Nor was Gotama's search at this point a blind fumbling in the dark. He knew precisely on which objects to direct his attention. Since he had been familiar with Upanishadic ideas of rebirth from his stay with Uddaka, he was able to direct his mind to the profounder penetration of this theme. The same applies to the system of four truths, which he will have known from the well-developed medical theory which already existed in the India of the sixth century BC. According to this, one asked first about the disease, then about its cause, then about the possibility of annihilating that cause, and finally about the medicine. Gotama's enlightenment consisted largely in the analytical understanding of pre-existing thought.

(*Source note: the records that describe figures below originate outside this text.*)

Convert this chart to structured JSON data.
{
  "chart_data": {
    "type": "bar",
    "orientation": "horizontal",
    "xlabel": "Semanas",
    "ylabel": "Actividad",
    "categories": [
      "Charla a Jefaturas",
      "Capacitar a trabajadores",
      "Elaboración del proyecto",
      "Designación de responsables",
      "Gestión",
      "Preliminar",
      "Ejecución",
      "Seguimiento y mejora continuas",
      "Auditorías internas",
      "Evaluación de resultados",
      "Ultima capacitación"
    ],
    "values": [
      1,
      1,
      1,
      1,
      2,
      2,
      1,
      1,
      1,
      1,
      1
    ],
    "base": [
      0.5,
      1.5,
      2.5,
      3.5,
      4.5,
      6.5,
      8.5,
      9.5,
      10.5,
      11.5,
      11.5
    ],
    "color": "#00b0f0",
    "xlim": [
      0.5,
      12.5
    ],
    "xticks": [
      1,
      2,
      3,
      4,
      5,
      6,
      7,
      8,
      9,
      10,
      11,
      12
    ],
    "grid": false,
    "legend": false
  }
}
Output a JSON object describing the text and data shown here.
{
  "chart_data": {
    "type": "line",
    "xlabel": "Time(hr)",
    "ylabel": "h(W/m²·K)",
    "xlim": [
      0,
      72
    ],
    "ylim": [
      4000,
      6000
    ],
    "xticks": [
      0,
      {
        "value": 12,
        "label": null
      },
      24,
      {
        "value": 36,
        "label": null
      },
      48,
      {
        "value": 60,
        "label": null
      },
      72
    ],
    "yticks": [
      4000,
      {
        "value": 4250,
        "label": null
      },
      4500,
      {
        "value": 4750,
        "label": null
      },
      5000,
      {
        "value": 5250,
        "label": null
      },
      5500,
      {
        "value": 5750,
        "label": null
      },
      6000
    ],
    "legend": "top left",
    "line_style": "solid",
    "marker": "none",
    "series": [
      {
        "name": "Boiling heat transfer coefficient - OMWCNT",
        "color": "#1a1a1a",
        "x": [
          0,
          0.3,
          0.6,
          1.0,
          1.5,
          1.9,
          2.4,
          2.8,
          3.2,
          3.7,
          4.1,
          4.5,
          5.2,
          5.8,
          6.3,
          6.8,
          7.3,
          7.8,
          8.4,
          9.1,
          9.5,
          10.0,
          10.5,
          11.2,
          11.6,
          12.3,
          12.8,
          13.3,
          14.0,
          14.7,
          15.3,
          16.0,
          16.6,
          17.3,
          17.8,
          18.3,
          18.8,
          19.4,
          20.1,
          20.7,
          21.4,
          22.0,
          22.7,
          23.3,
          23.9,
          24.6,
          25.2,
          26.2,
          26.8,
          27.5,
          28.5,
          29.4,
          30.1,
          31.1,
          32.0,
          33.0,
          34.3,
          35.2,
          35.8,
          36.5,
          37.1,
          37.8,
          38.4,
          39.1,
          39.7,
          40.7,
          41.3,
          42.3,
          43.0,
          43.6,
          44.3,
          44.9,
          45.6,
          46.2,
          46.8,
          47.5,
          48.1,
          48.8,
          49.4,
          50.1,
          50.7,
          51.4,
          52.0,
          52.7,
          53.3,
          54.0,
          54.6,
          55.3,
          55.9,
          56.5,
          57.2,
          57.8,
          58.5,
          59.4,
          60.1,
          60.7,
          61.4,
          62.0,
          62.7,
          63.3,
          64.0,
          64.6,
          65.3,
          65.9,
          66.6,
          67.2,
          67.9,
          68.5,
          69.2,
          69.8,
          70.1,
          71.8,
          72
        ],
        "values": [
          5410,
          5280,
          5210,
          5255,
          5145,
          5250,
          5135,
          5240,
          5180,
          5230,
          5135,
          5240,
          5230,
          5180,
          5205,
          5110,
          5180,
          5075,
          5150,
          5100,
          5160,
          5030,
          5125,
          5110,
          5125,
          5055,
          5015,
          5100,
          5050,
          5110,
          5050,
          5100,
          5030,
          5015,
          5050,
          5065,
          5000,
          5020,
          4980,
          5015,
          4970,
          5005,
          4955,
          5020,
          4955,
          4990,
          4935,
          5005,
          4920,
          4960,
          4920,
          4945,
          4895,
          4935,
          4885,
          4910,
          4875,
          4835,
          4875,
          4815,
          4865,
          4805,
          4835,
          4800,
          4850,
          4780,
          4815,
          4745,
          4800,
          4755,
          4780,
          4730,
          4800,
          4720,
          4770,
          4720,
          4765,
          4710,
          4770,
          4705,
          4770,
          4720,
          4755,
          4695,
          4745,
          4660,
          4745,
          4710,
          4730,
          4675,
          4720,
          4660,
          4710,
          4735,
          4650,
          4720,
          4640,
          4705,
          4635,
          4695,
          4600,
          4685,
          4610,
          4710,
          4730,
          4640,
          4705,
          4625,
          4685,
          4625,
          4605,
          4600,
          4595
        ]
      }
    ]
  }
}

But it went further, because it was also synthetic, i.e. an understanding which opened up new areas of knowledge. The "aha" experience of analytical penetration was accompanied by the "oh" experience of joyous creative intuition, in which accepted opinions and fresh insights combined in Gotama's mind like crystals to form a new truth and doctrine (dhamma). In the glorious clarity of bodhi a new system of thought was formed out of elements old and new, which explained the world "as it is" (yathabhutam), pointed out a way from suffering to deliverance, and finally transcended all previous insights into one all-comprising truth. It is just this overriding element of illumination which points to beyond the visible and gives the Buddha's teaching that magical fascination that still moves mankind and leads people towards the good. There is no contradiction between Gotama's statement on the one hand that his doctrine is like an old, overgrown path that he has rediscovered, leading through the jungle to a forgotten city, and his insistence elsewhere that it is something new, "never heard before".

We must distinguish the rational element of the enlightenment, which forms the content of the doctrine (dhamma) from its psychological effect on himself. It has always been a basic conviction of Indian religions that knowledge, understanding or wisdom could remove the factors that bind us to suffering and rebirth. The Buddha, too, never doubted this. How did he justify breaking off his ascetic practices? Because, he says, they do not lead to "that wisdom which, when one has it. . . leads the practitioner to the total destruction of suffering). Lack of knowledge (avijja) binds us to the cycle of rebirths, while understanding (nana), knowledge (vijja) or wisdom (panna) liberate us from it: They are the means of emancipation. And therefore it was clear to the Buddha that his enlightenment had definitely freed him of the burden of rebirth and delivered him: "There will be no more re-becoming (for me)!" was his cry after attaining Buddhahood.